In San Francisco, where start-ups dream of populating the world with self-driving cars and robots, another breed of company is aiming for riches this week: Levi Strauss & Company.
The maker of denim and Dockers, which traces its roots to the California Gold Rush, Levi's is expected to start trading on the public markets on Thursday for the second time in its 165-year history. The listing is a milestone for Levi's, which has experienced a resurgence in the past decade, overhauling its image, operations and the stretch in its jeans to resonate with today's shoppers who are increasingly disposed to athleisure wear.
Levi's, some say, might even be cool again.
"It took them time but they've been able to restore a lot of brand equity," said Marie Driscoll, a managing director who covers fashion and luxury at Coresight Research. "They have their authentic product that they've been making forever but adapted to what consumers want today."
This week's stock offering, which the company anticipates will raise more than $100 million, is an accomplishment for the chief executive, Charles V Bergh, and highlights Levi's ambitions to expand its apparel lines both in the United States and worldwide. Shares of the company are expected to sell for $14 to $16, which would value Levi's between $5.4 billion and $6.2 billion.

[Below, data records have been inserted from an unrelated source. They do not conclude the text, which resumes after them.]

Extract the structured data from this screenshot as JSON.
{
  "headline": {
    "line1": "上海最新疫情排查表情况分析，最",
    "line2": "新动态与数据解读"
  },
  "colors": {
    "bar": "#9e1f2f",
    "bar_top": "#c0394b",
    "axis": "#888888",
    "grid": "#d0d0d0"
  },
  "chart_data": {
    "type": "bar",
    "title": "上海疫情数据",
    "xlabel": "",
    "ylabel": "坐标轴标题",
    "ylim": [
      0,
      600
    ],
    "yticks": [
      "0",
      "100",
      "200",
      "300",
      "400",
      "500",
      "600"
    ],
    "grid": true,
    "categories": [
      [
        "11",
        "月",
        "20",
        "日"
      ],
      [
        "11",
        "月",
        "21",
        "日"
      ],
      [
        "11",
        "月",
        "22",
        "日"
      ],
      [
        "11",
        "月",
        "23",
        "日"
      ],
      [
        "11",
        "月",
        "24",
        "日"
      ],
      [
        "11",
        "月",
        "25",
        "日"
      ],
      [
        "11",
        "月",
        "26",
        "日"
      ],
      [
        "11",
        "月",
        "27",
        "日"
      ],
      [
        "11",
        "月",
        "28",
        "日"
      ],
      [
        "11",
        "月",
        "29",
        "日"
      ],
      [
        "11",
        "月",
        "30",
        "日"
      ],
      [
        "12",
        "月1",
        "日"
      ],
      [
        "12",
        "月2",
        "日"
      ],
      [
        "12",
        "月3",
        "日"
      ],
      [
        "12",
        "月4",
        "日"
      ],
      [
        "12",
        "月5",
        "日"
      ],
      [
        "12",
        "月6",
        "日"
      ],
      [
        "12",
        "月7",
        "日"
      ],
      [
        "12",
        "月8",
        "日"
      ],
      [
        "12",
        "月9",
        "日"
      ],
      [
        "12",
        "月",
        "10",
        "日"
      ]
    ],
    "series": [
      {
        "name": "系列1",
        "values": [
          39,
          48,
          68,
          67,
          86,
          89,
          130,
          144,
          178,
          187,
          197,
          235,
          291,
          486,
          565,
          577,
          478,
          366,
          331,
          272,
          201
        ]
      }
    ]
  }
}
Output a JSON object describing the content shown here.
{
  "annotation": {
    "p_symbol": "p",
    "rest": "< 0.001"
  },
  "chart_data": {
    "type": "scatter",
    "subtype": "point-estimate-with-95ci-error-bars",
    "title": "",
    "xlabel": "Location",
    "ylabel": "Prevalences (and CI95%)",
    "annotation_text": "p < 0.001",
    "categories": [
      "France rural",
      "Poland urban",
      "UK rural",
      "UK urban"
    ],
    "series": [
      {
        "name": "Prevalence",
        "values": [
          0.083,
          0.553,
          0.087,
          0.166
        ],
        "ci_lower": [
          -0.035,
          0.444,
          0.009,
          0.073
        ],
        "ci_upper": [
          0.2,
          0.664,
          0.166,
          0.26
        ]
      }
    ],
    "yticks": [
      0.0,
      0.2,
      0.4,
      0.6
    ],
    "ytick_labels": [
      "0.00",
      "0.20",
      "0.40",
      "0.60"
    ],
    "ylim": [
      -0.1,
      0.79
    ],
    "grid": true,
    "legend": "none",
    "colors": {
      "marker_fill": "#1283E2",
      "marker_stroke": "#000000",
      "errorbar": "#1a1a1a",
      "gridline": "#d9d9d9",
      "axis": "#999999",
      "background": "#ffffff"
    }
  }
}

Levi's, which invented the blue jean in 1873, is woven into America's history. Once the uniform of cowboys and miners in the American West, the company's denim went on to be worn by Hollywood stars like Marlon Brando, concertgoers at Woodstock and the young nationwide. But the company hit a series of challenges starting in the 1990s beyond the usual fluctuations in consumer tastes.
New teenage retailers, streetwear companies and low-cost private labels started to eat into its market share. Designer jeans gained appeal on the high end. Then came stumbles from some of the department stores selling its goods.